Where is the ECB?

Posted by Scriptaty | 10:01 PM

The Eurogroup and European Central Bank (ECB) seem to be continuing to spout the party line that price stability is the best gift the establishment can make to growth. This may mean they perceive no need for bank recapitalization in Europe, or that they think the European economy is sufficiently insulated (de-coupled) from the U.S. that recession is only a remote possibility.

As of late January, the ECB had not planned any rate cuts, although market commentators are nearly unanimous in their opinion it will have to retreat from this position. Similar to when the Fed was dragging its heels and refusing to cut rates for whining stock operators, the ECB is stubbornly resisting what it sees as inflationary damage to the economy for the sake of structural soundness. Observers worry that the ECB has its head in the sand.

For all anyone knows, the ECB may be correct believing that European banks do not need recapitalization. But is that really the most probable outcome? The euro is vulnerable to an ugly shock. Forex traders perceive it this way. It’s necessary to take a bearish dollar stance when we see U.S. bond yields falling for some months to come, but at the same time, it may pay to be vigilant for a euro downside breakout on fresh financial sector structural news.

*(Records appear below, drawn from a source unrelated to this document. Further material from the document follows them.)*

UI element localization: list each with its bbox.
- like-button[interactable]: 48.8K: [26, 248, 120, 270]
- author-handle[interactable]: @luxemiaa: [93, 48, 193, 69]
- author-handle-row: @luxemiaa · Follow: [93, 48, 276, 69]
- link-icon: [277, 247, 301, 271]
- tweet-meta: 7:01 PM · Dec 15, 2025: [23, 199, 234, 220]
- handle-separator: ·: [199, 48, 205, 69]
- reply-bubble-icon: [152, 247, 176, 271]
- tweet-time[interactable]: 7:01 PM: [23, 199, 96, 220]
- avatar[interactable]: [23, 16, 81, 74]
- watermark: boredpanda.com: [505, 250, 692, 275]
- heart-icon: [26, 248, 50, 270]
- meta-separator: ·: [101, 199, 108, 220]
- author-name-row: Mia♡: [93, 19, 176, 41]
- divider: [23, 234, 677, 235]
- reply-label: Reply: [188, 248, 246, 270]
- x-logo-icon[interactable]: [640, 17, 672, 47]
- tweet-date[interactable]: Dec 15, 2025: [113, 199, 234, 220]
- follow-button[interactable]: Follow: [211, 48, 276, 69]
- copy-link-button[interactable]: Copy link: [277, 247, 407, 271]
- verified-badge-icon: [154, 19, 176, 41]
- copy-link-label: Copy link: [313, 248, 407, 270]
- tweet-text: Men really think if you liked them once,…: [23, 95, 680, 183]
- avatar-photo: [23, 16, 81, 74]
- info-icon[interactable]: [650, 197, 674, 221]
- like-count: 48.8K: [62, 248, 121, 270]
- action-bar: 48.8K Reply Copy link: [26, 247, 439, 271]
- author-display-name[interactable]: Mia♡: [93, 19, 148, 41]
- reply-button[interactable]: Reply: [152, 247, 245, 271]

It will be interesting to see if European banks can garner $69 billion from sovereign wealth funds in a matter of weeks, too. At a guess, lack of confidence in the management of the Eurozone financial sector will weigh on the euro, and we could see 1.4150 before we see 1.5150. If what we have is a double top, we could see a break of the neckline at 1.4311 to a 50 percent retracement at 1.4168 — if the ECB does have its head in the sand and if a banking sector crisis develops.